Pro-Wrestling Documentary ‘Nine Legends’ Is Magic, For the Children
Just because professional wrestling is staged, that doesn't make it any less real. This is the paradoxical koan at the heart of Nine Legends, an officially WWE-sanctioned documentary chronicling the life and times of the sport’s greatest icons. Heavy hitters including Chris Jericho, Dynamite Kid, and none other than everyone’s favorite ear-biter Mike Tyson make appearances in the newly unveiled trailer embedded above to discuss what the sport means to them, in all its theatrical, over-the-top glory. As Mountain Goats frontman John Darnielle explained on his recent wrestling-themed LP Beat the Champ, the lure of wrestling lies in the outsized characters, the heels and heroes. It could not matter less that the matches are scripted, or that these men secretly don’t hate each other. Performance is performance, and wrestling is just ballet on ‘roids and speed.

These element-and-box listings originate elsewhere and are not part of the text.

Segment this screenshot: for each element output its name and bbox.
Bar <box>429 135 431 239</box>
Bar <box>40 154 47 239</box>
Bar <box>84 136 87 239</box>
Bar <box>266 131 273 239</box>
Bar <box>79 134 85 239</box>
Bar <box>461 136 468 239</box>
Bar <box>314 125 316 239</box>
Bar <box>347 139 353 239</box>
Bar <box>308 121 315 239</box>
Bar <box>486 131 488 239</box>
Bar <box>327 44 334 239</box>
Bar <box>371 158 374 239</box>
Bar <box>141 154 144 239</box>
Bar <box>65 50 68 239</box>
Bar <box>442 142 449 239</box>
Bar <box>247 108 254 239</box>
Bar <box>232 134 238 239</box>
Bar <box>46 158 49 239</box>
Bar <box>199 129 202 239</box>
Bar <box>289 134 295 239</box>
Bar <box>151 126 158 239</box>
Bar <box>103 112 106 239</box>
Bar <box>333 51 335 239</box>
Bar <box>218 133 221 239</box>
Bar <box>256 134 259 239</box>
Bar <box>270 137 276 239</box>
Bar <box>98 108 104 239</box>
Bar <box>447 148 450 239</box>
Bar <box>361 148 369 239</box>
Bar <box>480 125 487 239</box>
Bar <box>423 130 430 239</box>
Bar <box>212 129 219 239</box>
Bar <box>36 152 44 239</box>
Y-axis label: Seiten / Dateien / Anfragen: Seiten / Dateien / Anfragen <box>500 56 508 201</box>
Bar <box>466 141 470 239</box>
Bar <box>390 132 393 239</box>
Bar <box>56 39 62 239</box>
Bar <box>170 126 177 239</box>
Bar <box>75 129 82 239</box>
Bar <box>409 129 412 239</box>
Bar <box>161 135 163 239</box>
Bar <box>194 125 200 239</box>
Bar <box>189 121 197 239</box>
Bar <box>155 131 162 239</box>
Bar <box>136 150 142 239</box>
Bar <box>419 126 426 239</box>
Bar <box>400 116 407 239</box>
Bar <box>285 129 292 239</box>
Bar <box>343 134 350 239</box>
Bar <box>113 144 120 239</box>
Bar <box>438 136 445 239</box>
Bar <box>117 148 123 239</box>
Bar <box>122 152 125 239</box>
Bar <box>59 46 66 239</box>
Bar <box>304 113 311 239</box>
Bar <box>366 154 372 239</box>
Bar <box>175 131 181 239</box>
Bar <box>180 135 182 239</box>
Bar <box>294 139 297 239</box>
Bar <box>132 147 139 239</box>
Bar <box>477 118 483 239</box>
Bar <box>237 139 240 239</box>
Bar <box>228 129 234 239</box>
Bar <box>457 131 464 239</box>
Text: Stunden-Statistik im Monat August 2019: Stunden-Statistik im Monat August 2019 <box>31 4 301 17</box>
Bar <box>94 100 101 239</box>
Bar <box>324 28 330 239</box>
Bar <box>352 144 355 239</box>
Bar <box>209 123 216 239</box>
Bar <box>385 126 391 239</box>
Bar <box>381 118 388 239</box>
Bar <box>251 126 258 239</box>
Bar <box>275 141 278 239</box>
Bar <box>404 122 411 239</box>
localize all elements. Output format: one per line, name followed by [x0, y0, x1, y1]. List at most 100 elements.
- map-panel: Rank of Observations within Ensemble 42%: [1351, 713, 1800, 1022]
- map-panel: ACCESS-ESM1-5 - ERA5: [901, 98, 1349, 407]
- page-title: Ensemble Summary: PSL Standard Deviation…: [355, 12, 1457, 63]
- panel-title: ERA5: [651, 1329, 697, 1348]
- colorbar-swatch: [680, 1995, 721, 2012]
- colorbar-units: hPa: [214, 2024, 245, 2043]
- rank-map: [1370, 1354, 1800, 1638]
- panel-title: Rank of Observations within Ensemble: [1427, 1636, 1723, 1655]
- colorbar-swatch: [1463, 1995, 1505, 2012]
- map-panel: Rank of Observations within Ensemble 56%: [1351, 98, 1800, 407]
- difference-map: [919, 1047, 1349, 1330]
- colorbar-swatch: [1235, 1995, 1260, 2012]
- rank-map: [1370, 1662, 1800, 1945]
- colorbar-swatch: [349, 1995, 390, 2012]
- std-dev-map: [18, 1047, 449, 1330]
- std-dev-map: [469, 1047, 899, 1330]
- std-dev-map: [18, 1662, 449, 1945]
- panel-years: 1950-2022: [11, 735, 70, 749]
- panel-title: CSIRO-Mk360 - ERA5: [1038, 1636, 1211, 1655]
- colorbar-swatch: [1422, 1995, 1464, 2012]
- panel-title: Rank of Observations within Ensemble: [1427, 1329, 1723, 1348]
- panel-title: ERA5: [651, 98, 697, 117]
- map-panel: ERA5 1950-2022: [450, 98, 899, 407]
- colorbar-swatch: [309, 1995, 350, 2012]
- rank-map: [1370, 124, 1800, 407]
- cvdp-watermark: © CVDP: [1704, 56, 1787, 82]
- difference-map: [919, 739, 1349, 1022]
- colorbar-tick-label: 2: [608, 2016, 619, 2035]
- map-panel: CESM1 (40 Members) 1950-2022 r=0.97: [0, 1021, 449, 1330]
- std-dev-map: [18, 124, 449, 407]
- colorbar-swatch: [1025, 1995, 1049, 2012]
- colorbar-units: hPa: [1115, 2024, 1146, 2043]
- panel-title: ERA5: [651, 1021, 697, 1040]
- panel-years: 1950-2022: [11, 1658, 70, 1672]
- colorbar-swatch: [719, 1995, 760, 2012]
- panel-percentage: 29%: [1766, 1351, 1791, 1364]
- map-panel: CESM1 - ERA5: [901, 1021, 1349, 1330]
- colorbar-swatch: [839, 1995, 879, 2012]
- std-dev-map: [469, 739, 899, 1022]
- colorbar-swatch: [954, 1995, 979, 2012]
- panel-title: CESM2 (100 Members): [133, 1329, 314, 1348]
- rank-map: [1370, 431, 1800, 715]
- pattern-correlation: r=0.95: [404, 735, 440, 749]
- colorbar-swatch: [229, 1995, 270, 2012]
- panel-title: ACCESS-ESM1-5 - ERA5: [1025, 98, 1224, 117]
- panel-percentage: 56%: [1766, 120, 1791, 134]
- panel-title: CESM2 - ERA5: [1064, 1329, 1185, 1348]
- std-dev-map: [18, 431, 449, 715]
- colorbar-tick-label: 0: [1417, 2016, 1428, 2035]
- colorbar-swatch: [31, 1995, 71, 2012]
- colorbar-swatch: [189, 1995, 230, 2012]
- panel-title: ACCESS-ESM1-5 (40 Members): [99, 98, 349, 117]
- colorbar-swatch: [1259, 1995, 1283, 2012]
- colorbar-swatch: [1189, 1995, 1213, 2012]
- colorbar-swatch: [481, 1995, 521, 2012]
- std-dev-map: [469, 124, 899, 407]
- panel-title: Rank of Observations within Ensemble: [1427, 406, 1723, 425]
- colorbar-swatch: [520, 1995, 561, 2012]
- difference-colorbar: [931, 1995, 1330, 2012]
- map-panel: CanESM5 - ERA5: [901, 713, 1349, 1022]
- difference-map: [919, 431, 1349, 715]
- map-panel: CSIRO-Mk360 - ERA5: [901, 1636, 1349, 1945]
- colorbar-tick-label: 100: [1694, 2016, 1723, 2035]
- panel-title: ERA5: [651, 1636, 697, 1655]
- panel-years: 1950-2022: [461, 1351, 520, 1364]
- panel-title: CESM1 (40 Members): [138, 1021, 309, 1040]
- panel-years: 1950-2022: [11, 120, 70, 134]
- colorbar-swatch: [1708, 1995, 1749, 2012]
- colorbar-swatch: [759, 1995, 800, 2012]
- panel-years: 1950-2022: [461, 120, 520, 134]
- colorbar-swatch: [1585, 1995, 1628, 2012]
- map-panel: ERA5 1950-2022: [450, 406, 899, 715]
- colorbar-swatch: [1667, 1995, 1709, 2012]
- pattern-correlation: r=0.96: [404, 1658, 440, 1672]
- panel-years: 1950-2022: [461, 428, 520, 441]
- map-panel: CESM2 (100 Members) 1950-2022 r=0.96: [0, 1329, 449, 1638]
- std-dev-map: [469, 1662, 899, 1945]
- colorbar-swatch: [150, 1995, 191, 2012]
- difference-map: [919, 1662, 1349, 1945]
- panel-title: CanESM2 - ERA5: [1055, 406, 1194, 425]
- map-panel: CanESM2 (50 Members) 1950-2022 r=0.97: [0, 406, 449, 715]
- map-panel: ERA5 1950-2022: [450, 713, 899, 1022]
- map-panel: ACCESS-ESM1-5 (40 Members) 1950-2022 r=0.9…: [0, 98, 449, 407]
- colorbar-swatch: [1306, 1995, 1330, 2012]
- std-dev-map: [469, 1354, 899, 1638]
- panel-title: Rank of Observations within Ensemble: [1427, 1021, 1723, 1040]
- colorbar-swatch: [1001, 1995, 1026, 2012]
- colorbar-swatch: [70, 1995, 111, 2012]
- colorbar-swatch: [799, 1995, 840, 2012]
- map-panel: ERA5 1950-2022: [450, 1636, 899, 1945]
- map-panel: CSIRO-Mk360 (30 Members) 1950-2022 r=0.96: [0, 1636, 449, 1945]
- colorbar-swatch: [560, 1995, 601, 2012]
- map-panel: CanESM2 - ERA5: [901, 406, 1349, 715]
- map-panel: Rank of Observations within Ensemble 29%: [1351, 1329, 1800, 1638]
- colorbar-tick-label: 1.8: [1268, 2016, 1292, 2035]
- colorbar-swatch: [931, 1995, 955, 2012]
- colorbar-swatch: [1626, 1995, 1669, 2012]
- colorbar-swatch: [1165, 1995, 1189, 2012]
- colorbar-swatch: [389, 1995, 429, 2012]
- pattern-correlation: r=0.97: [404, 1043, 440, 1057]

The new trailer exposes a decidedly more bizarre dimension of the film’s core concept as well. Though the documentary has just now been made available to stream in full for five measly dollars over at the official site, it also apparently includes a fictionalized frame story taking place in 2050 wherein a young boy listens to his grandfather relay fantastic tales of interviewing professional fighters back in the day. (Because this wouldn’t be professional wrestling without a healthy mixture of reality and fakery.) What’s more, apparently that frame story sends the young boy back to 2013, meaning that this film is both three years behind and thirty-four years ahead of schedule. An online-only release, Nine Legends won’t break any box-office records, but for fans of wrestling — an extremely fun, goofy thing to be a fan of — it’s a must.